Belichick’s offenses are efficient, well-oiled machines that methodically drive downfield. While they are capable of the quick strike, their calling card usually consists of carefully scripted plays—each setting up the next—that consistently move the chains into the red zone. Defensively his blitz packages and diverse coverage schemes are always cutting edge innovation and duplicated by many.
Both coaches’ teams consist of “lunch pail guys”, old-school throwbacks that bring their lunch pails to work every day. Usually their teams are void of attention-seeking superstars. Discipline is stressed in both camps; conservative, mistake-free football with sound fundamentals.
Both like defenders with size up front, and both are intelligent enough to alter their schemes to their personnel when they know that they don’t have the players to match their preferred defensive alignments.
Belichick is a first-ballot Hall-Of-Famer, but has benefitted from the luxury of consistency, and the support of Parcells early on in his career.

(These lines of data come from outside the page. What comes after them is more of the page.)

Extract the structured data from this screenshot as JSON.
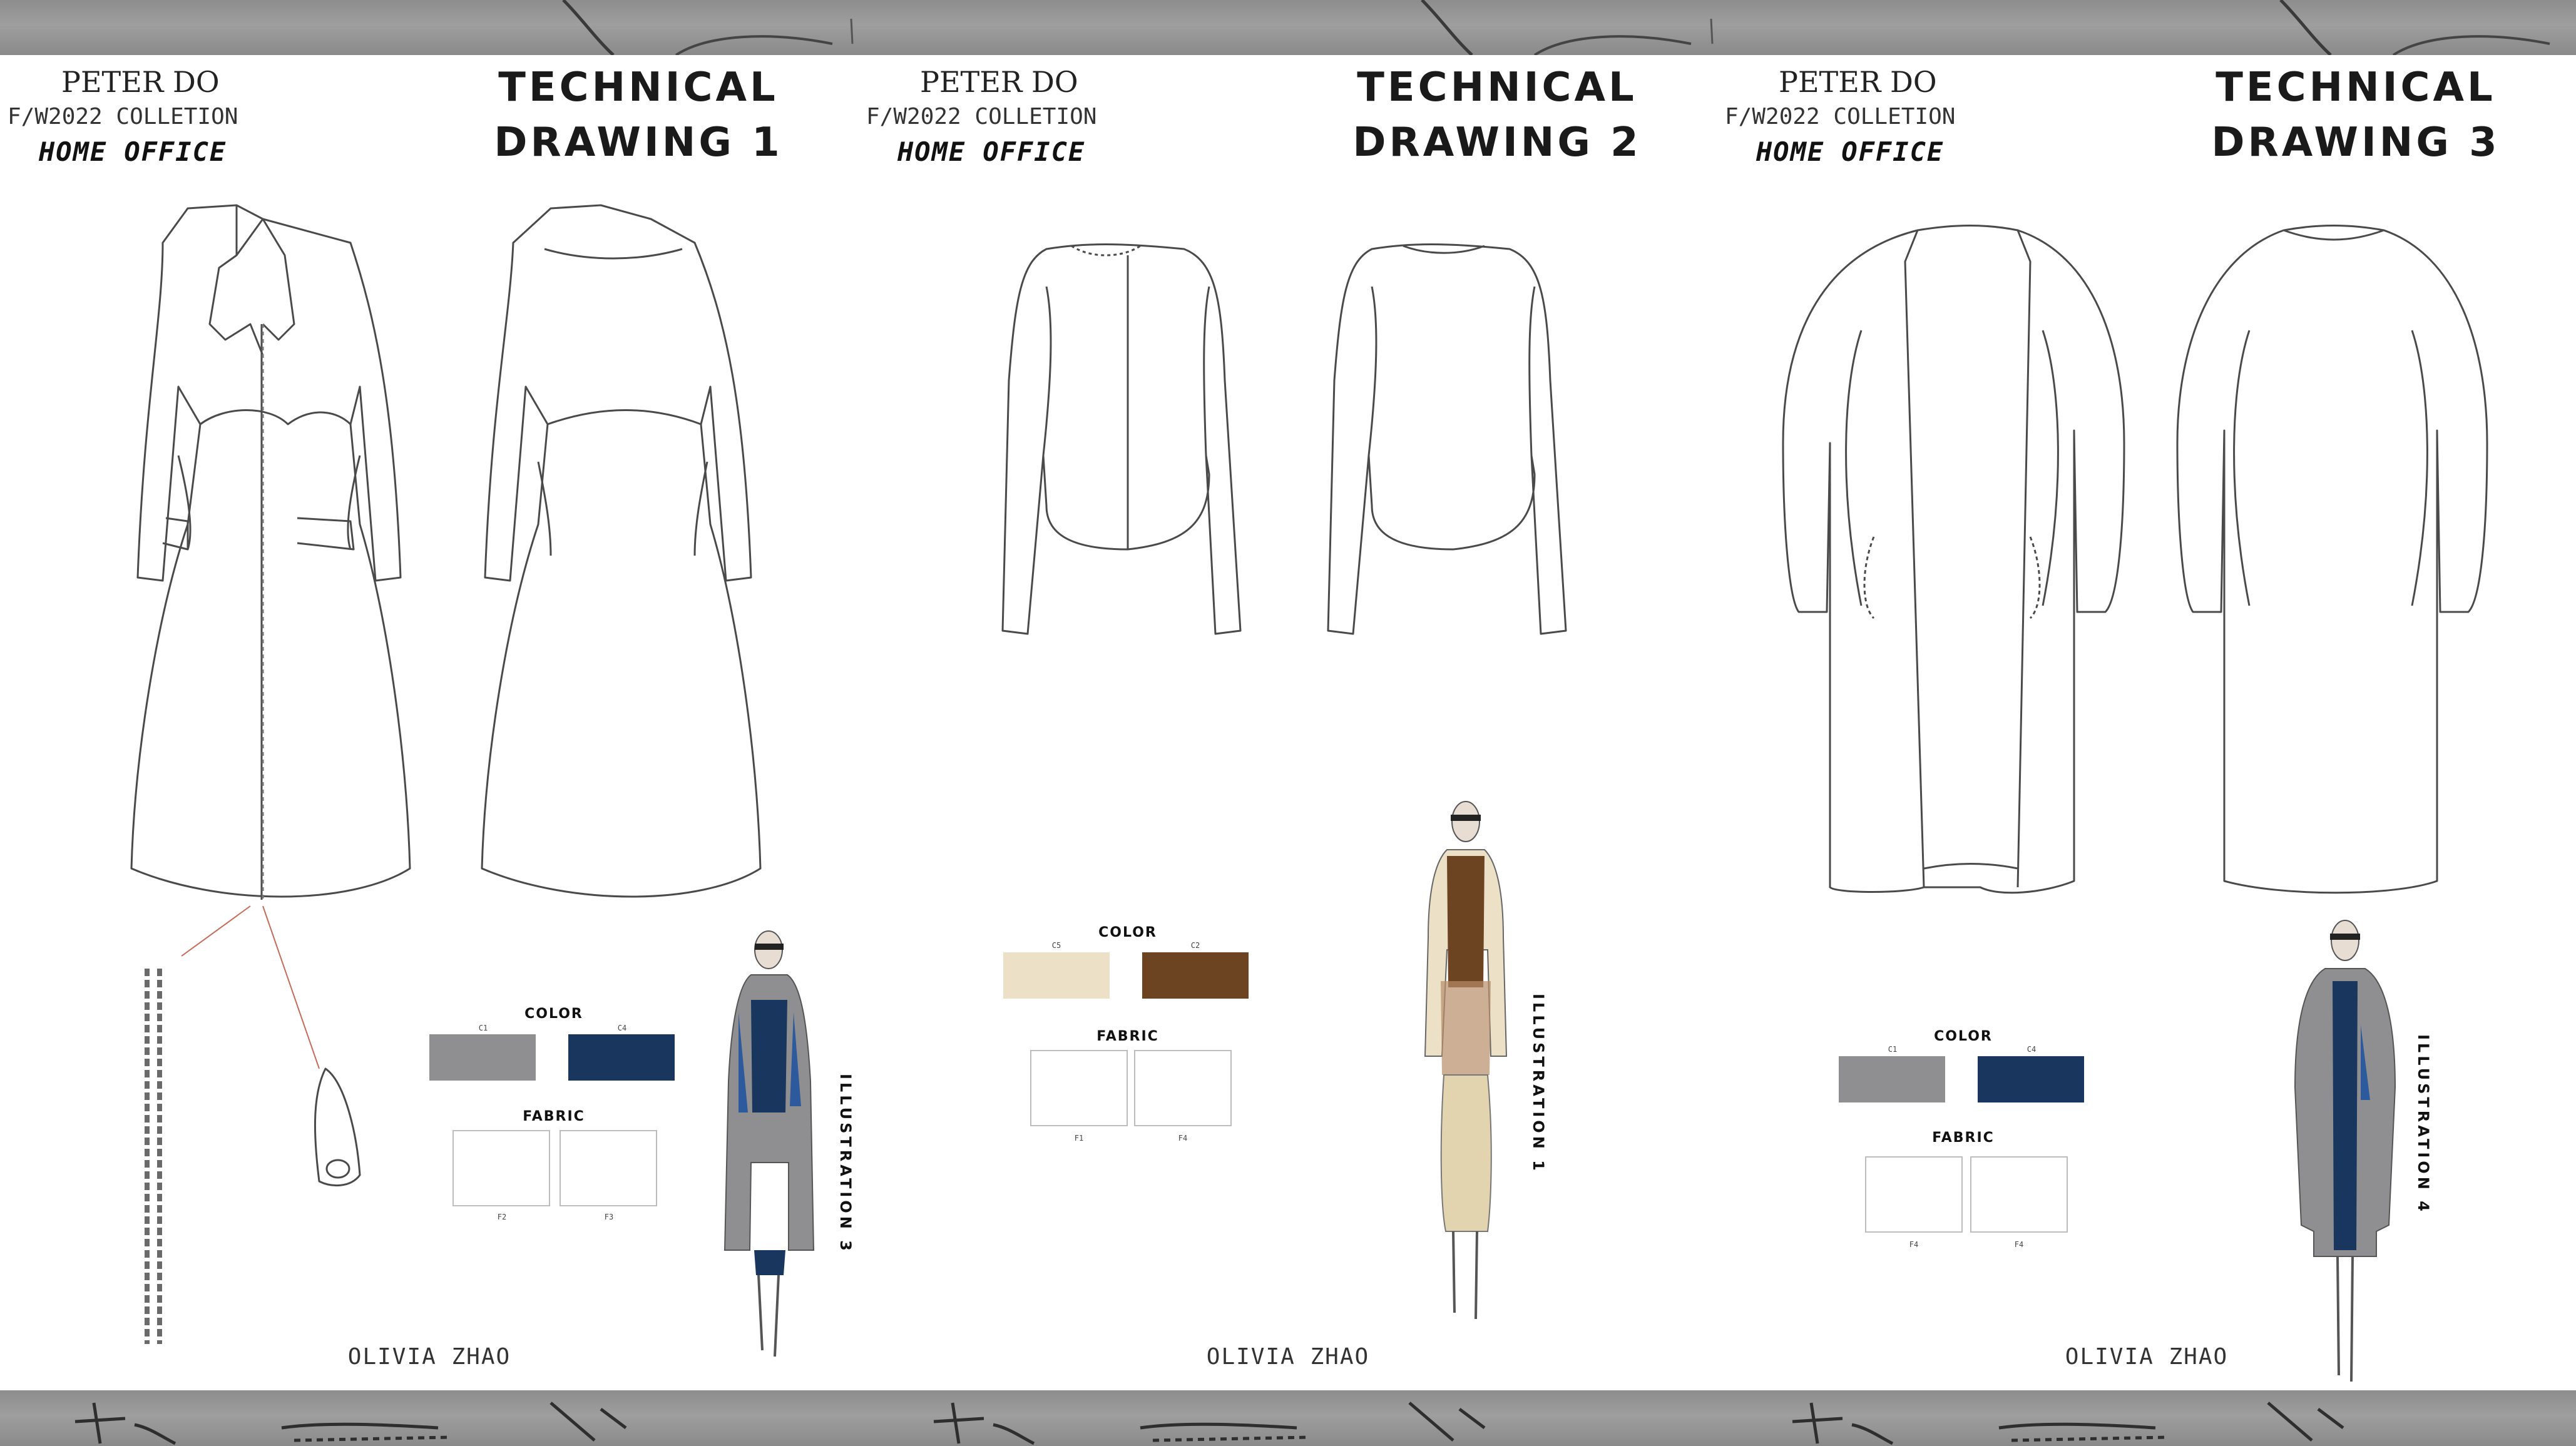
{
  "header": {
    "brand": "PETER DO",
    "collection": "F/W2022 COLLETION",
    "line": "HOME OFFICE"
  },
  "author": "OLIVIA ZHAO",
  "panels": [
    {
      "title_line1": "TECHNICAL",
      "title_line2": "DRAWING 1",
      "illustration": "ILLUSTRATION 3",
      "color_label": "COLOR",
      "fabric_label": "FABRIC",
      "color_codes": [
        "C1",
        "C4"
      ],
      "fabric_codes": [
        "F2",
        "F3"
      ],
      "colors": [
        "#8f8f91",
        "#18365e"
      ]
    },
    {
      "title_line1": "TECHNICAL",
      "title_line2": "DRAWING 2",
      "illustration": "ILLUSTRATION 1",
      "color_label": "COLOR",
      "fabric_label": "FABRIC",
      "color_codes": [
        "C5",
        "C2"
      ],
      "fabric_codes": [
        "F1",
        "F4"
      ],
      "colors": [
        "#ece1c7",
        "#6c4421"
      ]
    },
    {
      "title_line1": "TECHNICAL",
      "title_line2": "DRAWING 3",
      "illustration": "ILLUSTRATION 4",
      "color_label": "COLOR",
      "fabric_label": "FABRIC",
      "color_codes": [
        "C1",
        "C4"
      ],
      "fabric_codes": [
        "F4",
        "F4"
      ],
      "colors": [
        "#8f8f91",
        "#18365e"
      ]
    }
  ]
}
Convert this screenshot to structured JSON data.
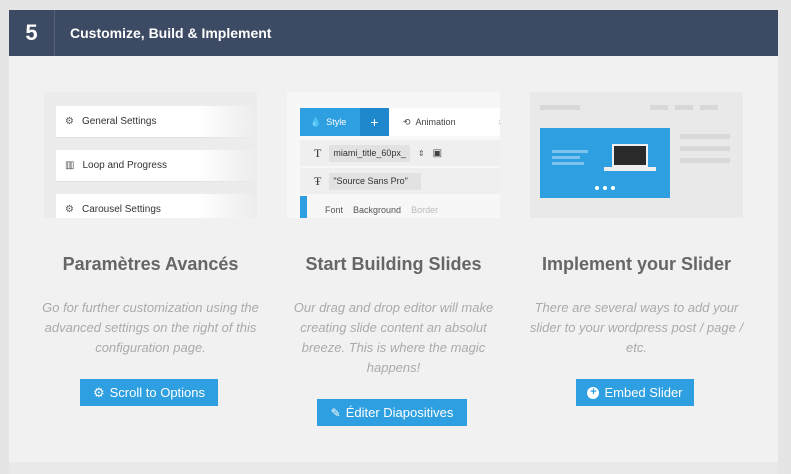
{
  "header": {
    "step": "5",
    "title": "Customize, Build & Implement"
  },
  "columns": [
    {
      "title": "Paramètres Avancés",
      "description": "Go for further customization using the advanced settings on the right of this configuration page.",
      "button": {
        "label": "Scroll to Options",
        "icon": "gear-icon"
      },
      "preview": {
        "rows": [
          "General Settings",
          "Loop and Progress",
          "Carousel Settings"
        ]
      }
    },
    {
      "title": "Start Building Slides",
      "description": "Our drag and drop editor will make creating slide content an absolut breeze. This is where the magic happens!",
      "button": {
        "label": "Éditer Diapositives",
        "icon": "pencil-icon"
      },
      "preview": {
        "tab_style": "Style",
        "tab_plus": "+",
        "tab_animation": "Animation",
        "field_class": "miami_title_60px_",
        "field_font": "\"Source Sans Pro\"",
        "tabs": [
          "Font",
          "Background",
          "Border"
        ]
      }
    },
    {
      "title": "Implement your Slider",
      "description": "There are several ways to add your slider to your wordpress post / page / etc.",
      "button": {
        "label": "Embed Slider",
        "icon": "plus-circle-icon"
      }
    }
  ],
  "colors": {
    "header_bg": "#3c4a63",
    "accent": "#2e9fe0",
    "panel_bg": "#f1f1f1"
  }
}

Some also point to the “Spy-gate” issue as compromising his reputation.
Parcells picked four different teams up off of the floor, dusted them off, and turned them into respectable, playoff-caliber franchises—a unique accomplishment that no other coach has achieved.
Both have rightfully cemented their place in NFL history, but if my football team is a perennial cellar-dweller, and I have to rebuild from the ground up, I’m going with The Tuna.
And if you tell me that Belichick is the better coach because he has more Lombardi Trophy’s….
Explain to me how Brad Johnson was a better quarterback than Warren Moon.